“It is a blatant lie,” said an angry K Rajachandran, president of the Ambal Fishermen’s Cooperative Society, Karainagar, Jaffna district.
“Indian fishermen come within 2 to 3 kilometres of the shore here. And they come day after day in large numbers - 50 to 150 vessels at a time,” he told Express.
Rajachandran sneered at Tamil Nadu government’s contention that the retrieval of Katchchativu island by India from Sri Lanka would put an end to the controversies over fishing in the Palk Strait. “If Kachchativu becomes the border, our problems will only increase. Kachchativu will then become the baseline for Indian fishermen and they will start coming even closer to our shores,” he said.

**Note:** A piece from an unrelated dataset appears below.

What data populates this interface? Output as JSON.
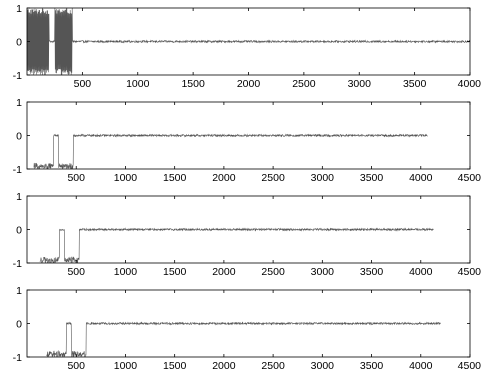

The Karainagar fishermen argue that even with Kachchativu in Indian hands, TN fishermen will still fish in Lankan waters, because it is here that the catch is there.
Not Against Sharing
The Jaffna fishermen say that they have no objection to Indians fishing in Lankan waters, provided they use similar fishing methods, and avoid trawling and other harmful techniques.
“Trawlers not only destroy marine life, but tear our nets. TN fishermen’s leader Arulanandam had promised to arrange for compensation. So, we have collected 18 nets and plan to show them to him,” said K Kamalathasan, one of the affected fishermen. The way the Indians laid their nets tended to damage the motors of the small craft used by their Lankan counterparts, pointed out V Krishnasamy.
Victims of War
Jaffna fisherfolk recall that during the 30-year war they had not been fishing because of security restrictions. They lament that TN fishermen and the TN and Indian governments are insensitive to their plight, their desperate need for a livelihood. “The TN fishermen insist on having their way. They say, you fish when we are not here! However, an agreement was arrived at between the fishermen and it was to be endorsed by the two governments. But sadly, the Indian government did not accept it for political reasons,” Rajachandran said.